Challenges and perspectives

Over the past decade, cell surface signalling molecules have emerged as crucial targets for the treatment of cancer and immune disorders. Immunomodulatory mAbs or RFPs have had a chequered history as therapeutics but have finally become one of the most promising approaches for the treatment of human diseases. With the promise to induce long-lasting tolerance in autoimmunity or memory responses (immunity) against tumours, immunomodulatory biologics represent a distinctive class of drugs that target and correct aberrant immune responses. They might even hold the key to fully realizing the potential of cancer vaccines, which have resulted in more disappointment than success in recent clinical trials.

mAbs and RFPs are the preferred therapeutics for targeting cell surface signalling molecules because of their specificity, high affinity (in the nanomolar range), stability and the accessibility of their targets. By contrast, small-molecule inhibitors penetrate the cell membrane at ease and thus hold great advantage for targeting intracellular signalling pathways to modulate immune responses; such small-molecule inhibitors include cyclosporin A (targeting calcineurin), sirolimus (targeting mammalian target of rapamycin (mTOR)) and tasocitinib (targeting the Janus kinase (JAK) and signal transducer and activator of transcription (STAT) pathway)¹⁶⁷. With the aid of structural analysis and high-throughput screening methods, small-molecule inhibitors disrupting immunomodulatory cell surface interactions have also been explored as a means to treat immune disorders¹⁶⁸, including IL-2–IL-2 receptor (IL-2R)¹⁶⁹, B7.1–CD28 (ref. 170) and CD40–CD40L¹⁷¹ pathway inhibitors, but these have had limited success in moving into the clinic.

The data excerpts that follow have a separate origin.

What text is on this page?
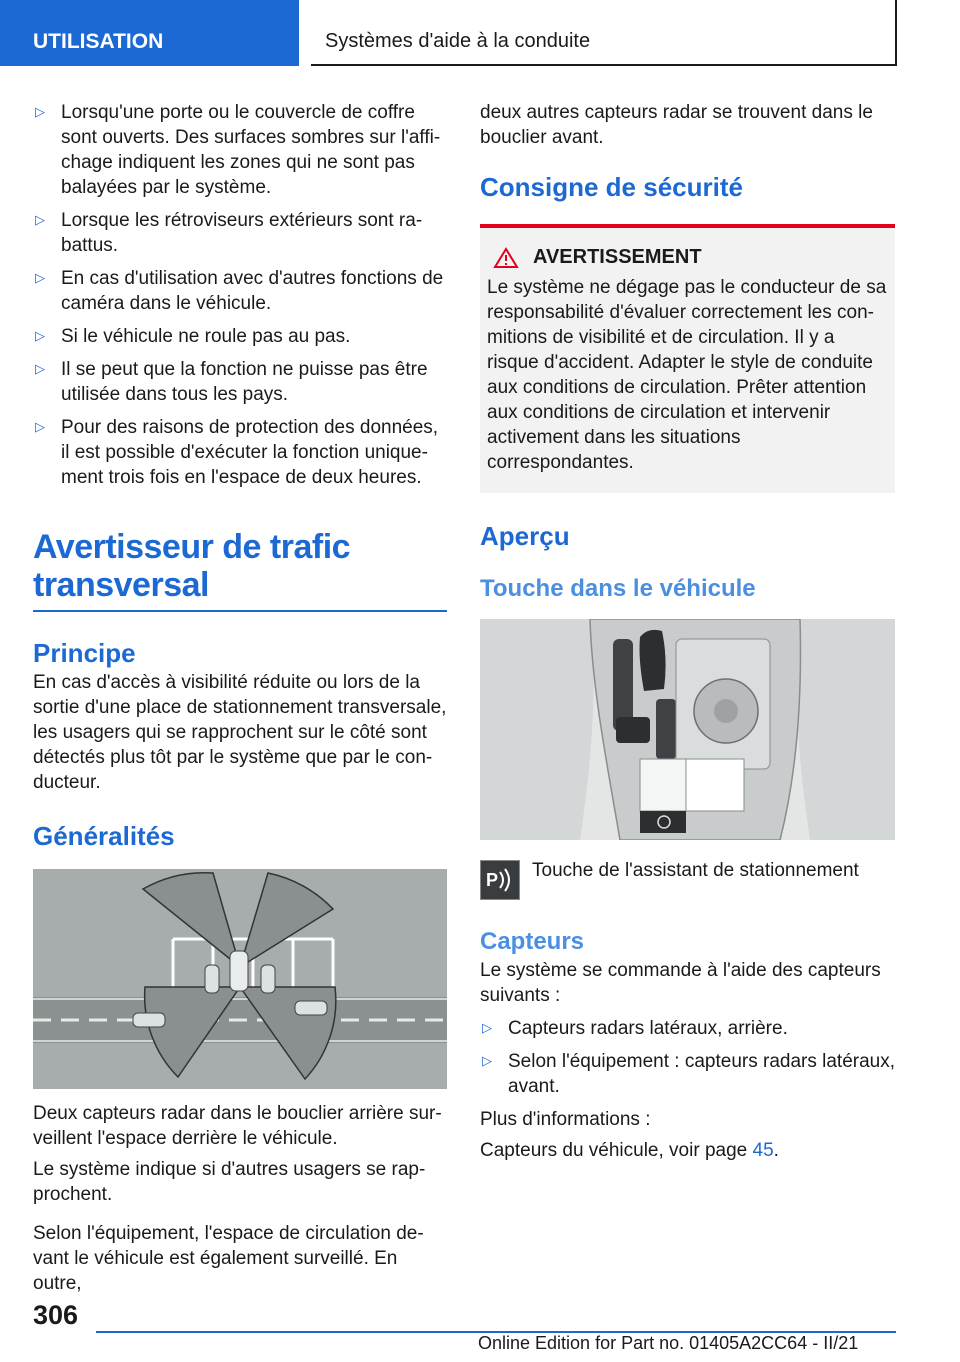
UTILISATION	Systèmes d'aide à la conduite
▷ Lorsqu'une porte ou le couvercle de coffre sont ouverts. Des surfaces sombres sur l'affichage indiquent les zones qui ne sont pas balayées par le système.
▷ Lorsque les rétroviseurs extérieurs sont rabattus.
▷ En cas d'utilisation avec d'autres fonctions de caméra dans le véhicule.
▷ Si le véhicule ne roule pas au pas.
▷ Il se peut que la fonction ne puisse pas être utilisée dans tous les pays.
▷ Pour des raisons de protection des données, il est possible d'exécuter la fonction uniquement trois fois en l'espace de deux heures.
Avertisseur de trafic transversal
Principe

En cas d'accès à visibilité réduite ou lors de la sortie d'une place de stationnement transversale, les usagers qui se rapprochent sur le côté sont détectés plus tôt par le système que par le conducteur.

Généralités

Deux capteurs radar dans le bouclier arrière surveillent l'espace derrière le véhicule.

Le système indique si d'autres usagers se rapprochent.

Selon l'équipement, l'espace de circulation devant le véhicule est également surveillé. En outre,

deux autres capteurs radar se trouvent dans le bouclier avant.

Consigne de sécurité
AVERTISSEMENT

Le système ne dégage pas le conducteur de sa responsabilité d'évaluer correctement les conmitions de visibilité et de circulation. Il y a risque d'accident. Adapter le style de conduite aux conditions de circulation. Prêter attention aux conditions de circulation et intervenir activement dans les situations correspondantes.

Aperçu
Touche dans le véhicule
P Touche de l'assistant de stationnement

Capteurs

Le système se commande à l'aide des capteurs suivants :

▷ Capteurs radars latéraux, arrière.
▷ Selon l'équipement : capteurs radars latéraux, avant.

Plus d'informations :

Capteurs du véhicule, voir page 45.

306
Online Edition for Part no. 01405A2CC64 - II/21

The common drawbacks for this group of small-molecule inhibitors include lack of specificity, low affinity (in the micromolar range) and the disassociation of biological effect with blocking activity. However, with an expanding repertoire of small molecules and the advancement of crystal structure analyses of surface interactions, the perfect small-molecule inhibitor might be waiting to be identified.

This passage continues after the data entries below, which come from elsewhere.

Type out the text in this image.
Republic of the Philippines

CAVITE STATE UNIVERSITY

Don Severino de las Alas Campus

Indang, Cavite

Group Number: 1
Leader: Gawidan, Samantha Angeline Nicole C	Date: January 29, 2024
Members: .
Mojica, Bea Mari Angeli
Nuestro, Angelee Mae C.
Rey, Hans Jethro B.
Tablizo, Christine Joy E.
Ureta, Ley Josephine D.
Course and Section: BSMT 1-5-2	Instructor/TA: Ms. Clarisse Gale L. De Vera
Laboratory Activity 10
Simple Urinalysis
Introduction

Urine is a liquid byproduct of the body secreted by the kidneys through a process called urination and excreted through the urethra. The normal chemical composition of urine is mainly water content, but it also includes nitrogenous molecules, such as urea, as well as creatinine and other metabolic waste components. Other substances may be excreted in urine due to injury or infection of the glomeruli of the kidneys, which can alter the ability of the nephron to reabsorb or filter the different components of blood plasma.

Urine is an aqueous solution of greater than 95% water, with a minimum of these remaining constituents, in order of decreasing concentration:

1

When a given cell surface signalling molecule target is a receptor, it is desirable that both agonistic and antagonistic biologics could be obtained so that all aspects of therapeutic options can be explored. Currently, a major technical hurdle in targeting a receptor is the difficulty of obtaining both agonistic and antagonistic reagents. For example, although a co-stimulatory mAb for CD28 was generated more than 20 years ago, antagonistic CD28-specific antibodies are not yet available for therapeutic manipulation. In theory, such a CD28-specific antagonist will be ideal for the suppression of primary immune responses because this strategy will preserve the interactions of B7.1 and B7.2 with CTLA4 for co-inhibition and would be more efficacious than a CTLA4–Ig fusion protein, which blocks both co-stimulation and co-inhibition. Similarly, although antagonistic PD1-specific mAbs have been generated to enhance immune responses against cancer and viral infections, we have yet to obtain a PD1-specific agonist that can suppress T and B cell immunity to explore its use for dampening inflammation and autoimmunity. Although it is relatively easy to identify and select therapeutic antagonistic mAbs when the interacting receptor and ligand are known, the identification of agonistic mAbs is not as straightforward. This is largely due to the lack of reliable assays in the human system. The recent development of humanized mice or selective human gene knock-in mice may provide possible solutions for overcoming this obstacle.